Ne’ tale valutazione viene inficiata, contrariamente all’assunto dei ricorrenti, dalle deposizioni dei testi K. e B., essendo state esaminate dal giudice di merito e ritenute non decisive (pag.

5, 6 sentenza), mentre le dichiarazioni della teste Ce., anch’essa richiamata dai ricorrenti, sono state verificate dallo stesso giudice, come gia’ evidenziato in precedenza.

3. Con il terzo motivo i ricorrenti, nel denuncia violazione della L. n. 30, art. 2, lett. m, ripropongono l’eccezione, gia’ disattesa dal giudice di merito, circa l’intervenuta abrogazione della fattispecie dell’interposizione vietata di manodopera.

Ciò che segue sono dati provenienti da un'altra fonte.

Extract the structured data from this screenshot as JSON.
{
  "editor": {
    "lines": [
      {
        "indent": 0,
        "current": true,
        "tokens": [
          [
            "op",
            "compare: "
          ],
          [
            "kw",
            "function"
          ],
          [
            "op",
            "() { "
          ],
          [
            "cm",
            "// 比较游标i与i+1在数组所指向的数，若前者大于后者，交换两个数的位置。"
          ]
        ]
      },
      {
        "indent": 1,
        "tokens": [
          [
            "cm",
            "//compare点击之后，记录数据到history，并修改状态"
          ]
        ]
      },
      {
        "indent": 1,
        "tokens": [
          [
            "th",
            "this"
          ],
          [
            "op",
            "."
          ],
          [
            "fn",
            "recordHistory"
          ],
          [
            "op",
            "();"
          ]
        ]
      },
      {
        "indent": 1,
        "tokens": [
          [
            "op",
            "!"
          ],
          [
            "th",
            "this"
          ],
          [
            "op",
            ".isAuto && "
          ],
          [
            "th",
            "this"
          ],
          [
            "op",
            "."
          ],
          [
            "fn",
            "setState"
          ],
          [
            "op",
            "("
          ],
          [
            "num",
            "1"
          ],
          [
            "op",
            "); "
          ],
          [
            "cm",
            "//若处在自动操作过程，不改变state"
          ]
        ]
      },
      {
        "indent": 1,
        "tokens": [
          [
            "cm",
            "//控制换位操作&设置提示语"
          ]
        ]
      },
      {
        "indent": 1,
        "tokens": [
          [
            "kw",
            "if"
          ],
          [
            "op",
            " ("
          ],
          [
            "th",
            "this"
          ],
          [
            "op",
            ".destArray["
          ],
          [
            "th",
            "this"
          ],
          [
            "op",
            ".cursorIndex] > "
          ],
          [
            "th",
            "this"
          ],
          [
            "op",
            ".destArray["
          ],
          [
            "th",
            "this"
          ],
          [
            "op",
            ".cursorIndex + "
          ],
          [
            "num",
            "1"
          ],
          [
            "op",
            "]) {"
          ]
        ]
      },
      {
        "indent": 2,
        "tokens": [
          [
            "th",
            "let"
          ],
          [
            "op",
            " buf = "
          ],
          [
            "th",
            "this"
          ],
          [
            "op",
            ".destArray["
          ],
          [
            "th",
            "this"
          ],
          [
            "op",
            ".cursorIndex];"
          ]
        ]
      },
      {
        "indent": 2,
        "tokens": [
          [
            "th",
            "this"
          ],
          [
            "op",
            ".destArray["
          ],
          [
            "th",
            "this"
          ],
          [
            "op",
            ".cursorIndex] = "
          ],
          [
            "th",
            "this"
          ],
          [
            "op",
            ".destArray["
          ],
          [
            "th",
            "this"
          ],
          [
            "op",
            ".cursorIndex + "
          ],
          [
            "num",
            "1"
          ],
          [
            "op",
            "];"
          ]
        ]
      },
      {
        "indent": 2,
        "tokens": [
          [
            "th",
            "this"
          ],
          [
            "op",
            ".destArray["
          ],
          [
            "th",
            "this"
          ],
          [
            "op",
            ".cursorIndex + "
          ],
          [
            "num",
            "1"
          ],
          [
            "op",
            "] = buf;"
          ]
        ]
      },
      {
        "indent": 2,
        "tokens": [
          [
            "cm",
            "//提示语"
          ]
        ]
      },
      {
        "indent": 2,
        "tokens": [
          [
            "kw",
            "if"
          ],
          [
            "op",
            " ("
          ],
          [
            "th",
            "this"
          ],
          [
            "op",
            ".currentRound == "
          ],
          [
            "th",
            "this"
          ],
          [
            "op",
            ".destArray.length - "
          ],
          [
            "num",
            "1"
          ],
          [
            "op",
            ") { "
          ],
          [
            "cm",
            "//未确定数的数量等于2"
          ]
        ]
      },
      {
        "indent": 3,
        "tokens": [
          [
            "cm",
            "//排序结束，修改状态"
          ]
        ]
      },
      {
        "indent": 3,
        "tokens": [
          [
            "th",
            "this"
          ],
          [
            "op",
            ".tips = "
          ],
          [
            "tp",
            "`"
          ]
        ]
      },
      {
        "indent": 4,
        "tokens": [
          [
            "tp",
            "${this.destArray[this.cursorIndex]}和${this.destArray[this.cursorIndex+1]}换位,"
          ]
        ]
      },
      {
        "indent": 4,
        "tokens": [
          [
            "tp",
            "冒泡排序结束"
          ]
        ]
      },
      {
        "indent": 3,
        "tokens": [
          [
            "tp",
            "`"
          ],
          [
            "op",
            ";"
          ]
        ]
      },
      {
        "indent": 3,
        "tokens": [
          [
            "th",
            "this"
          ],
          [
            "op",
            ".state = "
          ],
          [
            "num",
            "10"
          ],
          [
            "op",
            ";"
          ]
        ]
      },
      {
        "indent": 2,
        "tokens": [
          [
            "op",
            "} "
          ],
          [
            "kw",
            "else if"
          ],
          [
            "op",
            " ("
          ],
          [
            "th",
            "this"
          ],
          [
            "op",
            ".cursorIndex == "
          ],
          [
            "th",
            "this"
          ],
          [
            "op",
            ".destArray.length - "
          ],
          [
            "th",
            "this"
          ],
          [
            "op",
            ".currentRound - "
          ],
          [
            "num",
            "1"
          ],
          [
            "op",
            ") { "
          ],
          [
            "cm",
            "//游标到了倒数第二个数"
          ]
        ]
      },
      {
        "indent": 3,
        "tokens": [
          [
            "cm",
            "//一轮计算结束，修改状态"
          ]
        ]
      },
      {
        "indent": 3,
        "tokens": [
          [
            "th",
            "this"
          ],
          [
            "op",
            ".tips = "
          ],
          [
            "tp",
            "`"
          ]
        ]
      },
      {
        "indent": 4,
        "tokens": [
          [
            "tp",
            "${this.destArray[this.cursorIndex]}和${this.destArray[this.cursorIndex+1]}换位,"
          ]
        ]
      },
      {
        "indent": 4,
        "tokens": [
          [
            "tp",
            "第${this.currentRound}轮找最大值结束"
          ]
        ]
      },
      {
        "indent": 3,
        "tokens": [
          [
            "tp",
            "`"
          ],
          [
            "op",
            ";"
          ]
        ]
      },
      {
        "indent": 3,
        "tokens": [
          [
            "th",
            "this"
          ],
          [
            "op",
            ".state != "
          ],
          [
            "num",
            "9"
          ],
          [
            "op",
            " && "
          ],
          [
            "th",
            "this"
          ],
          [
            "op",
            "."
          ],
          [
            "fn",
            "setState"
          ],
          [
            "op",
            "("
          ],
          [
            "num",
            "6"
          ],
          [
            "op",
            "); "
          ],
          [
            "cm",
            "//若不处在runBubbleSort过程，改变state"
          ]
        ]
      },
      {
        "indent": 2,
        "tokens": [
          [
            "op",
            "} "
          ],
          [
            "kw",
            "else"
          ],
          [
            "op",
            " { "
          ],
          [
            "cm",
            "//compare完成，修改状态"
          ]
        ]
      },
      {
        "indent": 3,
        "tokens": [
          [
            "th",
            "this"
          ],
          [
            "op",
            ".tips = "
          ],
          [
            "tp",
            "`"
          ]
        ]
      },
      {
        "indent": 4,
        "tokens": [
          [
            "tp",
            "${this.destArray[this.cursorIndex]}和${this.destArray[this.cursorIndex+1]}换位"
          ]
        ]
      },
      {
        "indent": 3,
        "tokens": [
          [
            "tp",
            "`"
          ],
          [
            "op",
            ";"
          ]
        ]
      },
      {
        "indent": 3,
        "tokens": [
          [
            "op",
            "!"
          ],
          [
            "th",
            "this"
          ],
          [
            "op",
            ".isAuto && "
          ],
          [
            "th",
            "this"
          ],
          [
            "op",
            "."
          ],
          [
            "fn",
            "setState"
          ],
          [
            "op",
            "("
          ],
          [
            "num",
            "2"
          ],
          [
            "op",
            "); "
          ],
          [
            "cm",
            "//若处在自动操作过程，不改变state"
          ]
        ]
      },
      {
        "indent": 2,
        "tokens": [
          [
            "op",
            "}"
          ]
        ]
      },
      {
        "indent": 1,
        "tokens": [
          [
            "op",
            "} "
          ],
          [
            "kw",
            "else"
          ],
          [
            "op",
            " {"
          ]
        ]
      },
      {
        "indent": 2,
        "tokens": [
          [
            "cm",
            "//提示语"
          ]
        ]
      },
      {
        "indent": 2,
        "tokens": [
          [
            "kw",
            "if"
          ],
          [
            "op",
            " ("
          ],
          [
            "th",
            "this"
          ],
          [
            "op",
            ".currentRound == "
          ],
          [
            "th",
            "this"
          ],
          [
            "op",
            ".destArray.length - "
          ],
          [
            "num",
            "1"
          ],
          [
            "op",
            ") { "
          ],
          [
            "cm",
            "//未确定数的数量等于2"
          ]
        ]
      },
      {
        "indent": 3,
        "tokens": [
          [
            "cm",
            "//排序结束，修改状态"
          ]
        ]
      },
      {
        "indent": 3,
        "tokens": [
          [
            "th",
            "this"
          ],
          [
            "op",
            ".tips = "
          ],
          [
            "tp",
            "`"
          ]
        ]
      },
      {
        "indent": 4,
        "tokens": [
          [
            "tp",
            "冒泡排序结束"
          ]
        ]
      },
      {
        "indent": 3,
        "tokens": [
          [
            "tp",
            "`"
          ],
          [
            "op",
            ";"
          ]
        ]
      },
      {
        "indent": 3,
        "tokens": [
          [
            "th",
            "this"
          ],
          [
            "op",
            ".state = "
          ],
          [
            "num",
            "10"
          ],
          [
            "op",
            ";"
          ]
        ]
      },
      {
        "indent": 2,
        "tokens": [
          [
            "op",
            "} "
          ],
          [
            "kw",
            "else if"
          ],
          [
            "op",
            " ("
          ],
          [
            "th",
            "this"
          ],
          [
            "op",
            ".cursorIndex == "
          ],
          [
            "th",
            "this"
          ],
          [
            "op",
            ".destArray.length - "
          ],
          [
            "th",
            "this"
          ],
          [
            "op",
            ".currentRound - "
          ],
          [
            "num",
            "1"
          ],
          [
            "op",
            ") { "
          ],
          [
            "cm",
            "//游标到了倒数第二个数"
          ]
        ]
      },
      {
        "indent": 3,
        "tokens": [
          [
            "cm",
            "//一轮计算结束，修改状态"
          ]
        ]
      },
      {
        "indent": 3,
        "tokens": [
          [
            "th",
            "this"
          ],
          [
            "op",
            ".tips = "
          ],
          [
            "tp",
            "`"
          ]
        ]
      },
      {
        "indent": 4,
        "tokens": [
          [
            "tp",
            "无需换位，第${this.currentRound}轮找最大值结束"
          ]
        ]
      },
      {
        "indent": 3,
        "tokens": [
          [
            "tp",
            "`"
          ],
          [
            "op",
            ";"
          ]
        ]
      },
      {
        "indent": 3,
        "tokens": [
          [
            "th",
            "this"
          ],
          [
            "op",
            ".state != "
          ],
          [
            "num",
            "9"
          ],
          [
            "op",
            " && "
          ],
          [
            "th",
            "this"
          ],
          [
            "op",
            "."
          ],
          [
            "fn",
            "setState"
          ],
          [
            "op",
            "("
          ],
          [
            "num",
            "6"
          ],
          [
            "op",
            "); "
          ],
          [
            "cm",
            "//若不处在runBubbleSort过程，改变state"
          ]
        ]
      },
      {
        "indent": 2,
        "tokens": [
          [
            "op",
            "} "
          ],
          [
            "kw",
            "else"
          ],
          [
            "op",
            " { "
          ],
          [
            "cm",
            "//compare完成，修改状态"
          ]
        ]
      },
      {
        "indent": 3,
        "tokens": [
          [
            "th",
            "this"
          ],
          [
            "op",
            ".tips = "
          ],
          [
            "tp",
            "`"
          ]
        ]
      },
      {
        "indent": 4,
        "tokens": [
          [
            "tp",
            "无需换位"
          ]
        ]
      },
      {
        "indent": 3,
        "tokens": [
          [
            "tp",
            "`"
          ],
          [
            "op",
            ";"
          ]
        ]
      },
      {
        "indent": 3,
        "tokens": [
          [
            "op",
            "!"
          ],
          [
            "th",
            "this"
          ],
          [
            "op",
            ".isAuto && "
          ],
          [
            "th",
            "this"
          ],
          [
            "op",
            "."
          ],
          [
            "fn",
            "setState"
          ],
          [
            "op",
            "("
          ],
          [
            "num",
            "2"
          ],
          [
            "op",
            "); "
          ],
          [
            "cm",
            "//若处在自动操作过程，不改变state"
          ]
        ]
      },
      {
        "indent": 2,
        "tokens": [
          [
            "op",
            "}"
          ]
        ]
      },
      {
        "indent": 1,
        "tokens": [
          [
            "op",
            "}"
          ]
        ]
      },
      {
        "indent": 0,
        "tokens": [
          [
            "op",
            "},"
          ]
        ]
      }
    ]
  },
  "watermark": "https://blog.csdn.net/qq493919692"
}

I ricorrenti aggiungono che l’illegittimita’ dell’ordinanza – ingiunzione opposta deriverebbe anche dal fatto della sua emissione e notifica successivamente al D.Lgs. n. 276 del 2003, entrato in vigore il 24.10.2003, che ha attuato l’anzidetta normativa di cui alla L. n. 30 del 2003.

Il motivo e’ infondato.

La sentenza impugnata correttamente ha disatteso l’eccezione mossa della difesa dei ricorrenti, essendosi richiamata all’orientamento giurisprudenziale, che si e’ da ultimo consolidato e che si condivide pienamente, secondo il quale in materia di sanzioni amministrative e’ da ritenere applicabile il principio della irretroattivita’ della legge successiva anche se piu’ favorevole, dovendo aversi riguardo alla legge vigente al momento della commissione delle infrazioni, restando irrilevante la data di notifica dell’ordinanza – ingiunzione (Cass. n. 16422 del 2005 e n. 18761 del 2005 ed altre successive conformi).

Nel caso di specie e’ indubbio che le violazioni contestate sono state commesse nell’anno (OMISSIS), dal che la corretta ritenuta legittimita’ dell’ordinanza – ingiunzione, anche se emessa dopo l’anzidetta data del 24.10.2003.

4. In conclusione il ricorso e’ destituito di fondamento e va rigettato.

Le spese del giudizio di cassazione seguono la soccombenza e si liquidano come da dispositivo.

PQM

LA CORTE Rigetta il ricorso e condanna i ricorrenti alle spese, che liquida in Euro 11,00 oltre Euro 1500,00 per onorari ed oltre accessori.

Cosi’ deciso in Roma, il 14 aprile 2010.